Но полярная станция существовала рядом. Я теперь знал, что мне там надо. Я старался приходить в то время, когда полярники садились возле черного ящика, который раньше пугал меня аккуратным, безысходным порядком чередования белых и черных клыков. Когда я впервые тайком открыл пианино, мне показалось, что я заглянул в пасть неведомому хищному зверю.
Долгое время пианино молчало. Лишь изредка кто-то из полярников пытался одним пальцем подобрать мелодию да наши уэленские ребятишки, обнаружив, что в кают-компании никого нет, тайком открывали зубастую пасть и осторожно трогали клавиши, дивясь богатству звуков.

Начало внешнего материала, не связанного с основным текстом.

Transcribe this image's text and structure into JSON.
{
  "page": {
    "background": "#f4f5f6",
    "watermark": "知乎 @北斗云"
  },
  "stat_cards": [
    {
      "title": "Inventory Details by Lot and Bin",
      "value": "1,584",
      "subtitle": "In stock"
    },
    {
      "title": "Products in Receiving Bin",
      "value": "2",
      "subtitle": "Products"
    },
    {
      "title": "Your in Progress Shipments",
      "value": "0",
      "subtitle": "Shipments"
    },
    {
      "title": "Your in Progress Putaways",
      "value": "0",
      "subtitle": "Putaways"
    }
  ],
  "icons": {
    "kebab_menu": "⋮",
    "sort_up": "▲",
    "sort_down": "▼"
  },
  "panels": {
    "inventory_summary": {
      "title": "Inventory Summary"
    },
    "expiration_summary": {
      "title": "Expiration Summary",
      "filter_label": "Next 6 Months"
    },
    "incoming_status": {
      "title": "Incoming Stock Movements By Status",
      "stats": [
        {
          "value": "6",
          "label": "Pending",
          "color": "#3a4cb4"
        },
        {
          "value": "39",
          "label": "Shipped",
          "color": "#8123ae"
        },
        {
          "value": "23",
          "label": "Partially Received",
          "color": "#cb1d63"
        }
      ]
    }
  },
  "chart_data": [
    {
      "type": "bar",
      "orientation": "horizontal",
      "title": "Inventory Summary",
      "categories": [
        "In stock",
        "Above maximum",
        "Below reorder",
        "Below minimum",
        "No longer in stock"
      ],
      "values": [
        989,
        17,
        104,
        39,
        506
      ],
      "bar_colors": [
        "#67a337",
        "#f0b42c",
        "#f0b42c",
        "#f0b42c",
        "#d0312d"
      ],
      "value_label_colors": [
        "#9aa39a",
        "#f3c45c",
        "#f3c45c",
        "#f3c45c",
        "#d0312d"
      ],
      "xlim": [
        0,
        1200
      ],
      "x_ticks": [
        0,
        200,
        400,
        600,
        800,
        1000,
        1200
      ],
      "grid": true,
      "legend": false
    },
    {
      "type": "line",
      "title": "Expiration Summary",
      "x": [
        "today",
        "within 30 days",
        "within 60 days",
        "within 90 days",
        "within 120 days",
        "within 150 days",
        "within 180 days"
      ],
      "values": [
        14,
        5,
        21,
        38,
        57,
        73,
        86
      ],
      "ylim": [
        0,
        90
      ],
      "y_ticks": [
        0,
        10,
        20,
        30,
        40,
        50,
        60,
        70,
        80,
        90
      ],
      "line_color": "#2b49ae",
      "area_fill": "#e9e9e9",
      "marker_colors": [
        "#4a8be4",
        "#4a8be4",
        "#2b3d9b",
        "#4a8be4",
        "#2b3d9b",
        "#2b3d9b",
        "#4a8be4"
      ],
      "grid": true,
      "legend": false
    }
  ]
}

Но вот приехала на полярную станцию девушка. Она заведовала самым дальним павильоном, где помещались магнитные приборы, а весь домик привлекал наше внимание большим количеством позеленевших шляпок медных гвоздей. Мы знали, что подходить к этому домику не следует, поэтому новую сотрудницу, которую звали Леной, мы видели только издали, пока однажды не случилось событие, которое навсегда соединило образ русской песни с этой девушкой, фамилию которой, к сожалению, я так и не догадался узнать.

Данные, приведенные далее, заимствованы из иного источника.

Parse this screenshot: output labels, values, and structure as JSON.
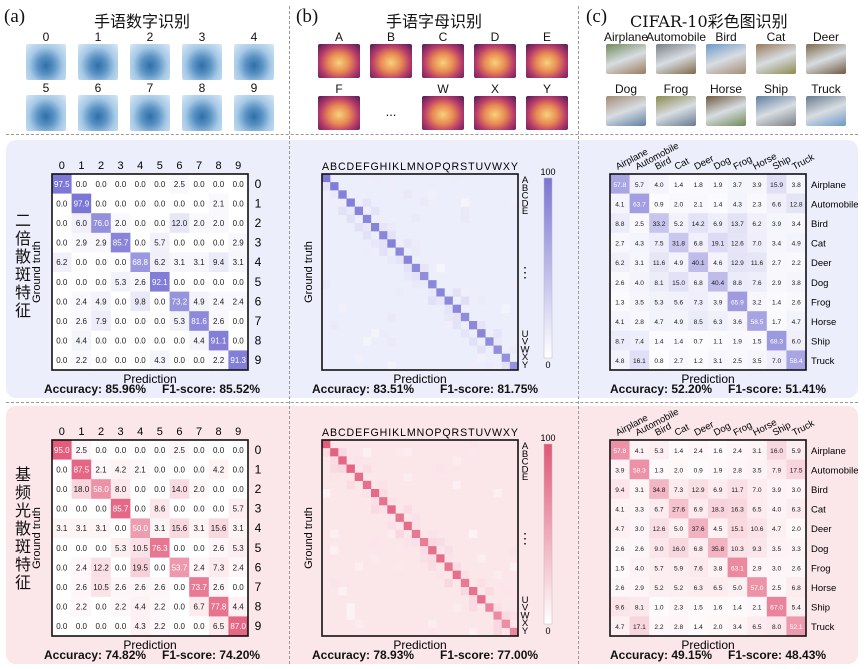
{
  "panels": [
    {
      "letter": "(a)",
      "title": "手语数字识别",
      "thumbs": [
        "0",
        "1",
        "2",
        "3",
        "4",
        "5",
        "6",
        "7",
        "8",
        "9"
      ]
    },
    {
      "letter": "(b)",
      "title": "手语字母识别",
      "thumbs": [
        "A",
        "B",
        "C",
        "D",
        "E",
        "F",
        "...",
        "W",
        "X",
        "Y"
      ]
    },
    {
      "letter": "(c)",
      "title": "CIFAR-10彩色图识别",
      "thumbs": [
        "Airplane",
        "Automobile",
        "Bird",
        "Cat",
        "Deer",
        "Dog",
        "Frog",
        "Horse",
        "Ship",
        "Truck"
      ]
    }
  ],
  "row_labels": {
    "top": "二倍散斑特征",
    "bottom": "基频光散斑特征"
  },
  "axis": {
    "ground_truth": "Ground truth",
    "prediction": "Prediction"
  },
  "letters": [
    "A",
    "B",
    "C",
    "D",
    "E",
    "F",
    "G",
    "H",
    "I",
    "K",
    "L",
    "M",
    "N",
    "O",
    "P",
    "Q",
    "R",
    "S",
    "T",
    "U",
    "V",
    "W",
    "X",
    "Y"
  ],
  "letters_header": "ABCDEFGHIKLMNOPQRSTUVWXY",
  "letters_right_top": [
    "A",
    "B",
    "C",
    "D",
    "E"
  ],
  "letters_right_bottom": [
    "U",
    "V",
    "W",
    "X",
    "Y"
  ],
  "vertical_ellipsis": "⋮",
  "colors": {
    "top_band": "#eceefb",
    "bottom_band": "#fbe6ea",
    "top_accent": "#7a74d4",
    "bottom_accent": "#e25576"
  },
  "metrics": {
    "a_top": {
      "acc": "Accuracy: 85.96%",
      "f1": "F1-score: 85.52%"
    },
    "b_top": {
      "acc": "Accuracy: 83.51%",
      "f1": "F1-score: 81.75%"
    },
    "c_top": {
      "acc": "Accuracy: 52.20%",
      "f1": "F1-score: 51.41%"
    },
    "a_bot": {
      "acc": "Accuracy: 74.82%",
      "f1": "F1-score: 74.20%"
    },
    "b_bot": {
      "acc": "Accuracy: 78.93%",
      "f1": "F1-score: 77.00%"
    },
    "c_bot": {
      "acc": "Accuracy: 49.15%",
      "f1": "F1-score: 48.43%"
    }
  },
  "chart_data": [
    {
      "id": "a_top",
      "type": "heatmap",
      "title": "手语数字识别 — 二倍散斑特征",
      "categories": [
        "0",
        "1",
        "2",
        "3",
        "4",
        "5",
        "6",
        "7",
        "8",
        "9"
      ],
      "xlabel": "Prediction",
      "ylabel": "Ground truth",
      "values": [
        [
          97.5,
          0.0,
          0.0,
          0.0,
          0.0,
          0.0,
          2.5,
          0.0,
          0.0,
          0.0
        ],
        [
          0.0,
          97.9,
          0.0,
          0.0,
          0.0,
          0.0,
          0.0,
          0.0,
          2.1,
          0.0
        ],
        [
          0.0,
          6.0,
          76.0,
          2.0,
          0.0,
          0.0,
          12.0,
          2.0,
          2.0,
          0.0
        ],
        [
          0.0,
          2.9,
          2.9,
          85.7,
          0.0,
          5.7,
          0.0,
          0.0,
          0.0,
          2.9
        ],
        [
          6.2,
          0.0,
          0.0,
          0.0,
          68.8,
          6.2,
          3.1,
          3.1,
          9.4,
          3.1
        ],
        [
          0.0,
          0.0,
          0.0,
          5.3,
          2.6,
          92.1,
          0.0,
          0.0,
          0.0,
          0.0
        ],
        [
          0.0,
          2.4,
          4.9,
          0.0,
          9.8,
          0.0,
          73.2,
          4.9,
          2.4,
          2.4
        ],
        [
          0.0,
          2.6,
          7.9,
          0.0,
          0.0,
          0.0,
          5.3,
          81.6,
          2.6,
          0.0
        ],
        [
          0.0,
          4.4,
          0.0,
          0.0,
          0.0,
          0.0,
          0.0,
          4.4,
          91.1,
          0.0
        ],
        [
          0.0,
          2.2,
          0.0,
          0.0,
          0.0,
          4.3,
          0.0,
          0.0,
          2.2,
          91.3
        ]
      ]
    },
    {
      "id": "b_top",
      "type": "heatmap",
      "title": "手语字母识别 — 二倍散斑特征",
      "categories": [
        "A",
        "B",
        "C",
        "D",
        "E",
        "F",
        "G",
        "H",
        "I",
        "K",
        "L",
        "M",
        "N",
        "O",
        "P",
        "Q",
        "R",
        "S",
        "T",
        "U",
        "V",
        "W",
        "X",
        "Y"
      ],
      "xlabel": "Prediction",
      "ylabel": "Ground truth",
      "colorbar": [
        0,
        100
      ],
      "diagonal": [
        95,
        92,
        88,
        90,
        85,
        84,
        86,
        83,
        88,
        82,
        85,
        80,
        78,
        82,
        84,
        80,
        83,
        79,
        81,
        84,
        78,
        76,
        74,
        72
      ],
      "off_diagonal": "sparse low values (0-10)"
    },
    {
      "id": "c_top",
      "type": "heatmap",
      "title": "CIFAR-10彩色图识别 — 二倍散斑特征",
      "categories": [
        "Airplane",
        "Automobile",
        "Bird",
        "Cat",
        "Deer",
        "Dog",
        "Frog",
        "Horse",
        "Ship",
        "Truck"
      ],
      "xlabel": "Prediction",
      "ylabel": "",
      "values": [
        [
          57.8,
          5.7,
          4.0,
          1.4,
          1.8,
          1.9,
          3.7,
          3.9,
          15.9,
          3.8
        ],
        [
          4.1,
          63.7,
          0.9,
          2.0,
          2.1,
          1.4,
          4.3,
          2.3,
          6.6,
          12.8
        ],
        [
          8.8,
          2.5,
          33.2,
          5.2,
          14.2,
          6.9,
          13.7,
          6.2,
          3.9,
          3.4
        ],
        [
          2.7,
          4.3,
          7.5,
          31.8,
          6.8,
          19.1,
          12.6,
          7.0,
          3.4,
          4.9
        ],
        [
          6.2,
          3.1,
          11.6,
          4.9,
          40.1,
          4.6,
          12.9,
          11.6,
          2.7,
          2.2
        ],
        [
          2.6,
          4.0,
          8.1,
          15.0,
          6.8,
          40.4,
          8.8,
          7.6,
          2.9,
          3.8
        ],
        [
          1.3,
          3.5,
          5.3,
          5.6,
          7.3,
          3.9,
          65.9,
          3.2,
          1.4,
          2.6
        ],
        [
          4.1,
          2.8,
          4.7,
          4.9,
          8.5,
          6.3,
          3.6,
          58.5,
          1.7,
          4.7
        ],
        [
          8.7,
          7.4,
          1.4,
          1.4,
          0.7,
          1.1,
          1.9,
          1.5,
          68.3,
          6.0
        ],
        [
          4.8,
          16.1,
          0.8,
          2.7,
          1.2,
          3.1,
          2.5,
          3.5,
          7.0,
          58.4
        ]
      ]
    },
    {
      "id": "a_bot",
      "type": "heatmap",
      "title": "手语数字识别 — 基频光散斑特征",
      "categories": [
        "0",
        "1",
        "2",
        "3",
        "4",
        "5",
        "6",
        "7",
        "8",
        "9"
      ],
      "xlabel": "Prediction",
      "ylabel": "Ground truth",
      "values": [
        [
          95.0,
          2.5,
          0.0,
          0.0,
          0.0,
          0.0,
          2.5,
          0.0,
          0.0,
          0.0
        ],
        [
          0.0,
          87.5,
          2.1,
          4.2,
          2.1,
          0.0,
          0.0,
          0.0,
          4.2,
          0.0
        ],
        [
          0.0,
          18.0,
          58.0,
          8.0,
          0.0,
          0.0,
          14.0,
          2.0,
          0.0,
          0.0
        ],
        [
          0.0,
          0.0,
          0.0,
          85.7,
          0.0,
          8.6,
          0.0,
          0.0,
          0.0,
          5.7
        ],
        [
          3.1,
          3.1,
          3.1,
          0.0,
          50.0,
          3.1,
          15.6,
          3.1,
          15.6,
          3.1
        ],
        [
          0.0,
          0.0,
          0.0,
          5.3,
          10.5,
          76.3,
          0.0,
          0.0,
          2.6,
          5.3
        ],
        [
          0.0,
          2.4,
          12.2,
          0.0,
          19.5,
          0.0,
          53.7,
          2.4,
          7.3,
          2.4
        ],
        [
          0.0,
          2.6,
          10.5,
          2.6,
          2.6,
          2.6,
          0.0,
          73.7,
          2.6,
          0.0
        ],
        [
          0.0,
          2.2,
          0.0,
          2.2,
          4.4,
          2.2,
          0.0,
          6.7,
          77.8,
          4.4
        ],
        [
          0.0,
          0.0,
          0.0,
          0.0,
          4.3,
          2.2,
          0.0,
          0.0,
          6.5,
          87.0
        ]
      ]
    },
    {
      "id": "b_bot",
      "type": "heatmap",
      "title": "手语字母识别 — 基频光散斑特征",
      "categories": [
        "A",
        "B",
        "C",
        "D",
        "E",
        "F",
        "G",
        "H",
        "I",
        "K",
        "L",
        "M",
        "N",
        "O",
        "P",
        "Q",
        "R",
        "S",
        "T",
        "U",
        "V",
        "W",
        "X",
        "Y"
      ],
      "xlabel": "Prediction",
      "ylabel": "Ground truth",
      "colorbar": [
        0,
        100
      ],
      "diagonal": [
        94,
        90,
        86,
        88,
        82,
        80,
        84,
        78,
        86,
        76,
        82,
        74,
        70,
        80,
        82,
        76,
        80,
        72,
        78,
        80,
        66,
        60,
        58,
        62
      ],
      "off_diagonal": "sparse low values (0-15)"
    },
    {
      "id": "c_bot",
      "type": "heatmap",
      "title": "CIFAR-10彩色图识别 — 基频光散斑特征",
      "categories": [
        "Airplane",
        "Automobile",
        "Bird",
        "Cat",
        "Deer",
        "Dog",
        "Frog",
        "Horse",
        "Ship",
        "Truck"
      ],
      "xlabel": "Prediction",
      "ylabel": "",
      "values": [
        [
          57.8,
          4.1,
          5.3,
          1.4,
          2.4,
          1.6,
          2.4,
          3.1,
          16.0,
          5.9
        ],
        [
          3.9,
          58.3,
          1.3,
          2.0,
          0.9,
          1.9,
          2.8,
          3.5,
          7.9,
          17.5
        ],
        [
          9.4,
          3.1,
          34.8,
          7.3,
          12.9,
          6.9,
          11.7,
          7.0,
          3.9,
          3.0
        ],
        [
          4.1,
          3.3,
          6.7,
          27.6,
          6.9,
          18.3,
          16.3,
          6.5,
          4.0,
          6.3
        ],
        [
          4.7,
          3.0,
          12.6,
          5.0,
          37.6,
          4.5,
          15.1,
          10.6,
          4.7,
          2.0
        ],
        [
          2.6,
          2.6,
          9.0,
          16.0,
          6.8,
          35.8,
          10.3,
          9.3,
          3.5,
          3.3
        ],
        [
          1.5,
          4.0,
          5.7,
          5.9,
          7.6,
          3.8,
          63.1,
          2.9,
          3.0,
          2.6
        ],
        [
          2.6,
          2.9,
          5.2,
          5.2,
          6.3,
          6.5,
          5.0,
          57.0,
          2.5,
          6.8
        ],
        [
          9.6,
          8.1,
          1.0,
          2.3,
          1.5,
          1.6,
          1.4,
          2.1,
          67.0,
          5.4
        ],
        [
          4.7,
          17.1,
          2.2,
          2.8,
          1.4,
          2.0,
          3.4,
          6.5,
          8.0,
          52.1
        ]
      ]
    }
  ]
}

Впервые я услышал ее голос летней светлой ночью. Она взяла байдару у охотника Каляча и выехала на лагуну. Она пела никогда не слышанные нами песни. Открылись двери в ярангах, люди вышли на улицу, уселись на камни.

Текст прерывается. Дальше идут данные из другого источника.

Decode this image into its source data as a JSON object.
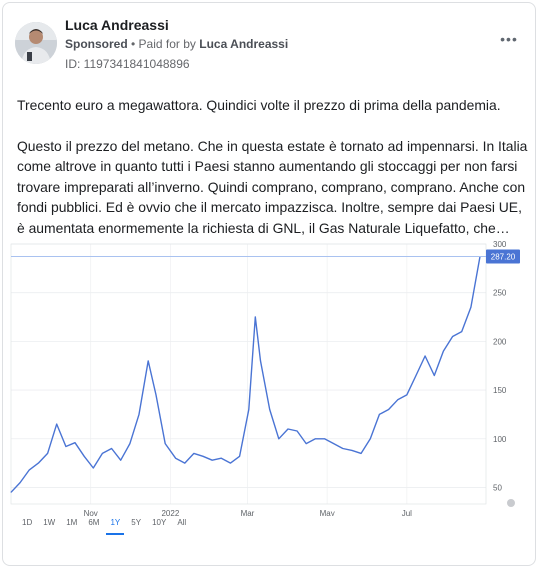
{
  "post": {
    "author": "Luca Andreassi",
    "sponsored": "Sponsored",
    "separator": " • ",
    "paid_for_prefix": "Paid for by ",
    "paid_for_name": "Luca Andreassi",
    "id_label": "ID: 1197341841048896",
    "more_label": "•••",
    "paragraph1": "Trecento euro a megawattora. Quindici volte il prezzo di prima della pandemia.",
    "paragraph2": "Questo il prezzo del metano. Che in questa estate è tornato ad impennarsi. In Italia come altrove in quanto tutti i Paesi stanno aumentando gli stoccaggi per non farsi trovare impreparati all’inverno. Quindi comprano, comprano, comprano. Anche con fondi pubblici. Ed è ovvio che il mercato impazzisca. Inoltre, sempre dai Paesi UE, è aumentata enormemente la richiesta di GNL, il Gas Naturale Liquefatto, che…"
  },
  "chart_tabs": [
    "1D",
    "1W",
    "1M",
    "6M",
    "1Y",
    "5Y",
    "10Y",
    "All"
  ],
  "chart_active_tab": "1Y",
  "chart_data": {
    "type": "line",
    "xlabels": [
      "Nov",
      "2022",
      "Mar",
      "May",
      "Jul"
    ],
    "yticks": [
      50,
      100,
      150,
      200,
      250,
      300
    ],
    "ylim": [
      33,
      300
    ],
    "current_value_label": "287.20",
    "current_value": 287.2,
    "line_color": "#4a74d4",
    "series": [
      {
        "x": [
          "2021-09-01",
          "2021-09-08",
          "2021-09-15",
          "2021-09-22",
          "2021-09-29",
          "2021-10-06",
          "2021-10-13",
          "2021-10-20",
          "2021-10-27",
          "2021-11-03",
          "2021-11-10",
          "2021-11-17",
          "2021-11-24",
          "2021-12-01",
          "2021-12-08",
          "2021-12-15",
          "2021-12-21",
          "2021-12-28",
          "2022-01-05",
          "2022-01-12",
          "2022-01-19",
          "2022-01-26",
          "2022-02-02",
          "2022-02-09",
          "2022-02-16",
          "2022-02-23",
          "2022-03-02",
          "2022-03-07",
          "2022-03-11",
          "2022-03-18",
          "2022-03-25",
          "2022-04-01",
          "2022-04-08",
          "2022-04-15",
          "2022-04-22",
          "2022-04-29",
          "2022-05-06",
          "2022-05-13",
          "2022-05-20",
          "2022-05-27",
          "2022-06-03",
          "2022-06-10",
          "2022-06-17",
          "2022-06-24",
          "2022-07-01",
          "2022-07-08",
          "2022-07-15",
          "2022-07-22",
          "2022-07-29",
          "2022-08-05",
          "2022-08-12",
          "2022-08-19",
          "2022-08-26"
        ],
        "y": [
          45,
          55,
          68,
          75,
          85,
          115,
          92,
          96,
          82,
          70,
          85,
          90,
          78,
          95,
          125,
          180,
          145,
          95,
          80,
          75,
          85,
          82,
          78,
          80,
          75,
          82,
          130,
          225,
          180,
          130,
          100,
          110,
          108,
          95,
          100,
          100,
          95,
          90,
          88,
          85,
          100,
          125,
          130,
          140,
          145,
          165,
          185,
          165,
          190,
          205,
          210,
          235,
          287.2
        ]
      }
    ]
  }
}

В полярный день в Уэлене тихо и ясно. Солнце уходит далеко за Инчоунский скалистый массив, выходит на морской простор и медленно приближается к тому месту, откуда ему надлежит снова подниматься.
Для нас, ребятишек, в эту пору не существовало ночей. Мы укладывались спать лишь тогда, когда усталость валила нас с ног. Сон продолжался недолго, потому что кругом было светло. Мы снова поднимались, чтобы отправиться на охоту в море, помочь родителям разделать и перенести в мясные ямы добычу, порыбачить, поставив с помощью длинного шеста сеть, а то и просто побродить но окрестным холмам, по берегу моря в поисках съедобных водорослей, обломков моржового клыка, зачерненных временем и морской водой, что особенно ценилось косторезами и приезжавшими в те годы американскими эскимосами.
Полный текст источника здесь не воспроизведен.